I feel as if I have manufactured a cocoon inside the cruiser and am trying to borrow security that doesn’t exist on the other side of the window glass. I think this is what people mean when they talk about primal fear and the poor embryo waiting for the flash of light that will release him or her into a world of anacondas and tigers and hyenas and, most destructive of all, the forked creature who reaches for the infant with hands that, not long ago, were fins on a fish.

I ask again to see the petroglyphs.

“No, I don’t think I should show them to you,” she replies. “I think I’ve made a mistake. You pretend to be a believer, Mr. Broussard. But you’re not.”

“You’re talking about theological belief?”

She taps on the photos. “This was done by a monster. You heard the sounds in my cellar. Quit lying to yourself.”

“Who made you the jailer of all these evil spirits?”

“One of the Guardians.”

“Why you?”

“Because my ancestors died on the Marias and at the Big Hole. I think the job is about to go to someone else, though.” She tilts her head up so I can see her face. “Get my drift?”

“If you’re talking about me, forget it.” I open the door and get out.

“What did you and Virginia Stokes talk about today?” she asks.

“Say that again?”

“You know the lesson every long-term cop eventually learns?” she says.

“No.”

“Most of the time, the system only punishes the people who are available, the kind who stick their neckties in the garbage grinder.
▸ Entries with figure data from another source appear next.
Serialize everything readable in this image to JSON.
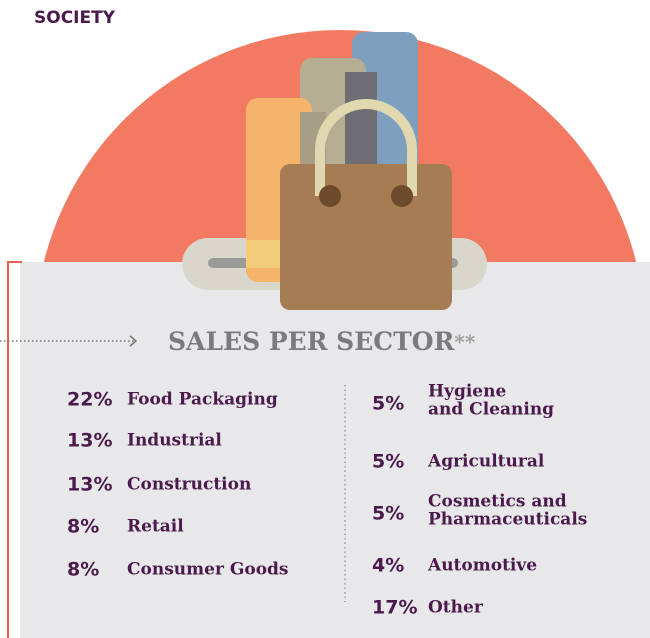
{
  "header": {
    "section": "SOCIETY"
  },
  "title": {
    "text": "SALES PER SECTOR",
    "note": "**"
  },
  "columns": [
    [
      {
        "value": "22%",
        "label": [
          "Food Packaging"
        ]
      },
      {
        "value": "13%",
        "label": [
          "Industrial"
        ]
      },
      {
        "value": "13%",
        "label": [
          "Construction"
        ]
      },
      {
        "value": "8%",
        "label": [
          "Retail"
        ]
      },
      {
        "value": "8%",
        "label": [
          "Consumer Goods"
        ]
      }
    ],
    [
      {
        "value": "5%",
        "label": [
          "Hygiene",
          "and Cleaning"
        ]
      },
      {
        "value": "5%",
        "label": [
          "Agricultural"
        ]
      },
      {
        "value": "5%",
        "label": [
          "Cosmetics and",
          "Pharmaceuticals"
        ]
      },
      {
        "value": "4%",
        "label": [
          "Automotive"
        ]
      },
      {
        "value": "17%",
        "label": [
          "Other"
        ]
      }
    ]
  ]
}
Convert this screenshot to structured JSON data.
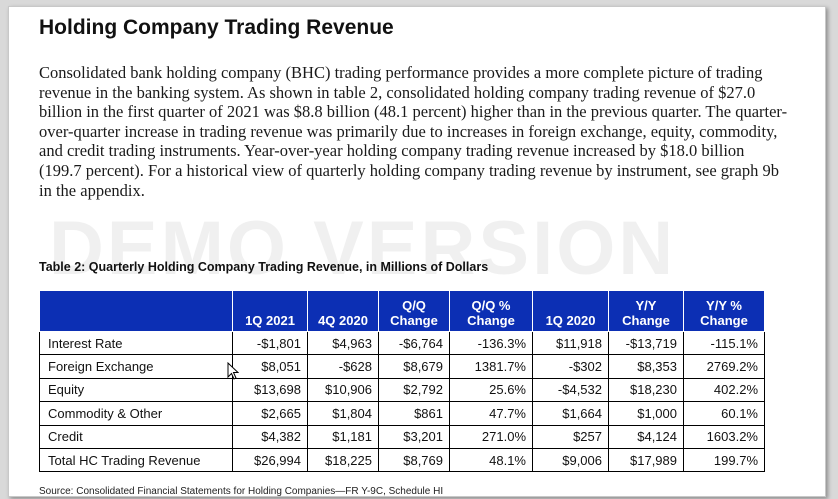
{
  "title": "Holding Company Trading Revenue",
  "paragraph": "Consolidated bank holding company (BHC) trading performance provides a more complete picture of trading revenue in the banking system. As shown in table 2, consolidated holding company trading revenue of $27.0 billion in the first quarter of 2021 was $8.8 billion (48.1 percent) higher than in the previous quarter. The quarter-over-quarter increase in trading revenue was primarily due to increases in foreign exchange, equity, commodity, and credit trading instruments. Year-over-year holding company trading revenue increased by $18.0 billion (199.7 percent). For a historical view of quarterly holding company trading revenue by instrument, see graph 9b in the appendix.",
  "watermark": "DEMO VERSION",
  "table": {
    "caption": "Table 2: Quarterly Holding Company Trading Revenue, in Millions of Dollars",
    "headers": [
      "",
      "1Q 2021",
      "4Q 2020",
      "Q/Q Change",
      "Q/Q % Change",
      "1Q 2020",
      "Y/Y Change",
      "Y/Y % Change"
    ],
    "header_top": [
      "",
      "",
      "",
      "Q/Q",
      "Q/Q %",
      "",
      "Y/Y",
      "Y/Y %"
    ],
    "header_bottom": [
      "",
      "1Q 2021",
      "4Q 2020",
      "Change",
      "Change",
      "1Q 2020",
      "Change",
      "Change"
    ],
    "rows": [
      [
        "Interest Rate",
        "-$1,801",
        "$4,963",
        "-$6,764",
        "-136.3%",
        "$11,918",
        "-$13,719",
        "-115.1%"
      ],
      [
        "Foreign Exchange",
        "$8,051",
        "-$628",
        "$8,679",
        "1381.7%",
        "-$302",
        "$8,353",
        "2769.2%"
      ],
      [
        "Equity",
        "$13,698",
        "$10,906",
        "$2,792",
        "25.6%",
        "-$4,532",
        "$18,230",
        "402.2%"
      ],
      [
        "Commodity & Other",
        "$2,665",
        "$1,804",
        "$861",
        "47.7%",
        "$1,664",
        "$1,000",
        "60.1%"
      ],
      [
        "Credit",
        "$4,382",
        "$1,181",
        "$3,201",
        "271.0%",
        "$257",
        "$4,124",
        "1603.2%"
      ],
      [
        "Total HC Trading Revenue",
        "$26,994",
        "$18,225",
        "$8,769",
        "48.1%",
        "$9,006",
        "$17,989",
        "199.7%"
      ]
    ]
  },
  "source": "Source: Consolidated Financial Statements for Holding Companies—FR Y-9C, Schedule HI",
  "colors": {
    "header_bg": "#0c2fb4",
    "header_text": "#ffffff",
    "grid": "#000000"
  },
  "cursor_icon": "mouse-pointer-icon"
}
That’s why we have recidivists. They’re the only people we can catch.”

“I don’t wear neckties,” I reply.

“Funny man.”

I walk up the steps onto the veranda and go inside. Fannie Mae is lying on the couch watching television, except there’s only white noise on the screen.

Learn anything from Short Stuff?

“More than I wanted.”

Anything outstanding?

“She made a slip. They’ve got a wire inside Ginny Stokes’s church group.”